I know this is an old thread, but I've been struggling with something similar with the ver B1 F/W 2.02NA product.
My IOGear USB to 802.11B print server would not connect to this router configured with the same WEP settings as my old Belkin 802.11G router.
My initial configuration was this:
Primary 2.4GHz SSID = B/G/N WPA
Primary 5GHz SSID = A/N WPA
Guest 2.4GHz SSID = WEP
I tried the above setup both with the DIR-825 configured as a router and an AP (DHCP off / no wire to WAN port).
Two problems observed:
1) The printer could not connect to this configuration, but any laptop could.

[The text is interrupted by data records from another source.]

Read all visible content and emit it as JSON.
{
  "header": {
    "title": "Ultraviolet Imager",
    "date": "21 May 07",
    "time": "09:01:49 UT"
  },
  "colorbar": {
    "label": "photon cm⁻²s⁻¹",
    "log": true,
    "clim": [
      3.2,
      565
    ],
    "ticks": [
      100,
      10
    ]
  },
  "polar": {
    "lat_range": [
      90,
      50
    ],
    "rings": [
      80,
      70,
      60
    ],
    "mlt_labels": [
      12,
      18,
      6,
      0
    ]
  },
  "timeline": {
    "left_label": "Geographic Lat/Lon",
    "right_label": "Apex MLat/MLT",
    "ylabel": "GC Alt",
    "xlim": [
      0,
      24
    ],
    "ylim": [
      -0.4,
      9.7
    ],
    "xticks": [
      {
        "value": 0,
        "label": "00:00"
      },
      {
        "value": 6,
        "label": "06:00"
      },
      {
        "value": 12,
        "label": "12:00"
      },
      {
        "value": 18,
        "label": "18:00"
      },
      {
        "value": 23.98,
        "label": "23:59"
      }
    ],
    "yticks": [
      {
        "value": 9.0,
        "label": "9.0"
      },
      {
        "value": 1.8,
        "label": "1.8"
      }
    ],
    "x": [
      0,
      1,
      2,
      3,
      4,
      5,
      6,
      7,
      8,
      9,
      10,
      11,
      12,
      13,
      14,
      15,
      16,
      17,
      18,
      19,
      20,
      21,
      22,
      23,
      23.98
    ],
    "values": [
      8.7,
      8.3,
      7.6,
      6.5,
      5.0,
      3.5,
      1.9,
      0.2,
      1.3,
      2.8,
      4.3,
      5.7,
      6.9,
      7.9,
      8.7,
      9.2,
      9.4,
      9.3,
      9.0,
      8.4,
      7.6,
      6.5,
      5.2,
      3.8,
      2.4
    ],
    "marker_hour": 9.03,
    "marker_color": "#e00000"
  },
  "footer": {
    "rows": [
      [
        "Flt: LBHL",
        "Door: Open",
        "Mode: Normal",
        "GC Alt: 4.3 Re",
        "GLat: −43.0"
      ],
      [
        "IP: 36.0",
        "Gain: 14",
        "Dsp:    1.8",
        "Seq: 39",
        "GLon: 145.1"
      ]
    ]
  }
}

2) I also found that any device connected in N mode would lose communication with the network (not wireless connection) a few minutes after association. This was easily reproducible by trying to copy a file from a network share through windows explorer. A few bytes would copy, then stop. The connection was fine, but you'd no longer be able to ping the router. Computer connected with G had no problem with this same configuration.
I finally found that the IOGear Wireless B device would connect when the Primary SSID was set to WEP instead of the Guest Zone. So I changed the configuration to this:
Primary 2.4GHz SSID = B/G/N WEP
Primary 5GHz SSID = A/N WPA
Guest 2.4GHz SSID = WPA
Now the IOGear / printer connects with no problem. However issue #2 persists. I've read in some places that 802.11N does not support WEP. If I remove the WEP configuration, my N devices work properly. But then I have no printer. It's also interesting that other routers I use and that work properly with multiple SSIDs would have the WPA SSID available on B/G/N and the WEP SSID available only on B/G. Where as the DIR-825 shows the WEP SSID on B/G/N.
By the way, I should note that the N connection issues are the same regardless of the client device used. It's easily reproducible even with a DWA-160 (ver B1) when connecting on 2.4GHz band.
If anyone knows how to entice D-Link to correct this, please let me know. I'd be more than happy to provide detailed, reproducible use cases.